I wish to acknowledge the holding in the succession cause No. 3403 of 2005 in the Estate of David Kiguli Kaindi. The court observed that the most potent remedy in the hands of a beneficiary is that of calling personal representatives to account. Beneficiaries who are not personal representatives have no control over the Estate. The property of the deceased does not vest in them. They have no power over it; neither do they have obligations with respect to it. When aggrieved by the manner the Estate is being run their remedy lies in seeking accounts from the personal representatives, and, in extreme cases of maladministration and misconduct by the personal representatives, in applying for revocation of the grant.
The obligation to account is tied up with the fact that personal representatives are also trustees. They are defined as such in the Trustee Act, Cap 167, Laws of Kenya, at Section 2. This is so as property belonging to another vests in them in their capacity as personal representatives, and they hold the same for the benefit of others – beneficiaries, heirs, dependants, survivors, creditors, among others. They stand in a fiduciary position in relation to the property and the beneficiaries, as they hold the property for the benefit of others or on behalf of others – they stand to account to the persons for whose benefit or on whose behalf they hold the property. It is an equitable duty and a statutory obligation.
While the foregoing is the legal position on the issue before this court, the same must be weighed in understanding that in law he who alleges must prove and the call to account must have basis and be founded on some grounds.
The ground that land parcel Nandi/Ngechek/439 does not belong to the deceased and is not part of the Estate, as the search shows it belongs to one Patrice Kipkemoi Arap Chepkwony, has been explained by the respondent. She does not have its ownership documents but alleges the deceased bought it, but before it was transferred he passed on. The applicants are in its occupation and wishes it be excluded to be the sole beneficiaries. The seller does not challenge the position. As rightly put by the respondents, since their proposal is that it be shared equally between the two houses, if it turns out that it does not belong to the estate they have nothing to lose. Its ownership does not affect their entitled share of the assets in which ownership is not in doubt. Actually, in my own view, if they strongly feel it is not part of the estate, and are not entitled to it, should release the respondents to claim it and disclaim the effects of the said process in terms of costs.
The claim that the applicant/Respondent has leased part of Nandi/Ngechek/441 has been denied by the Applicant/Respondent who is in its possession and use as per the court order of 31st August, 2017. The Respondents/Applicants did not avail evidence about the alleged lease. No lease documents were availed, names of those who have leased, area leased and for how long and much. Theirs is just a general allegation. The court cannot order for accounts of that which does not exist. The same applies to alleged bank accounts. No evidence was adduced that the deceased held an account or accounts, and in which banks. There is no evidence that the account if any have cash or some cash have been drawn from them.

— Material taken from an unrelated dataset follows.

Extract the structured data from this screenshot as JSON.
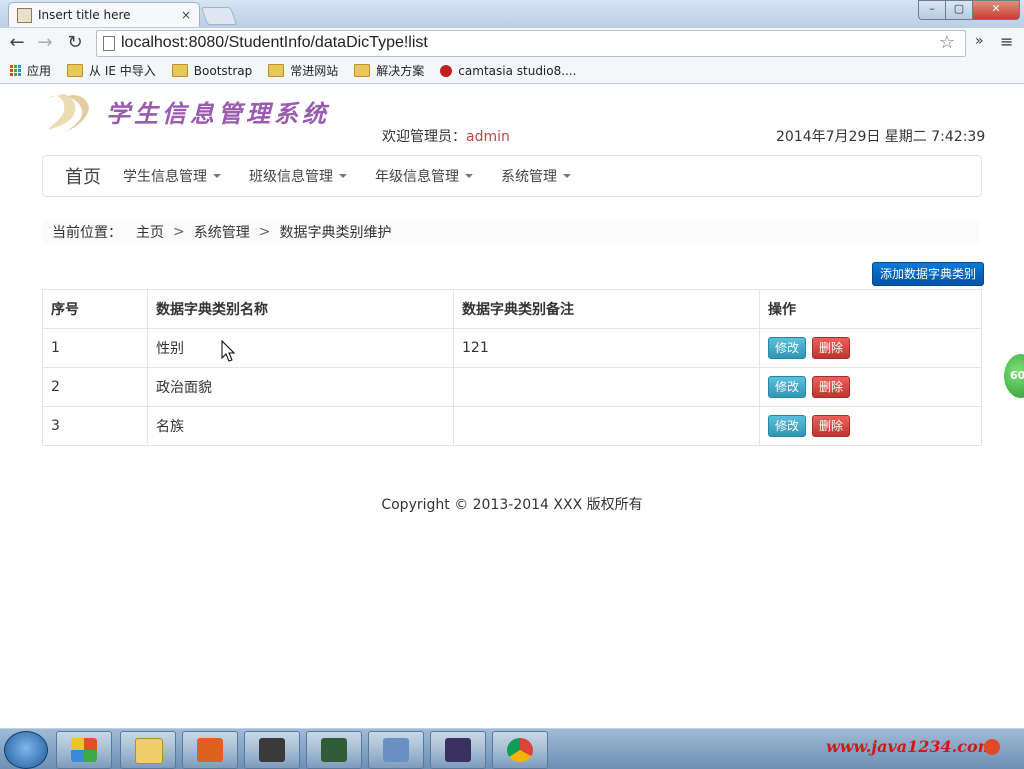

The court cannot grant orders for accounting of imaginary assets and dealings. As said earlier, basis for doing so must be founded by the applicant.
The first Applicant/Respondent is a co-administrator. He is in a position to find details on the allegations he made in the application. His failure to do so raises strong possibility that the allegations are fake or imaginary. It can be a tactic to delay the move to distribution of which was the next move the court had set its eyes on before the application was raised.
The bottom line is that the application lacks merit and is dismissed with cost to the respondents. Cost be in the cause
S. M GITHINJI
JUDGE
DATED, SIGNED and DELIVERED at ELDORET this 30th day of October, 2018.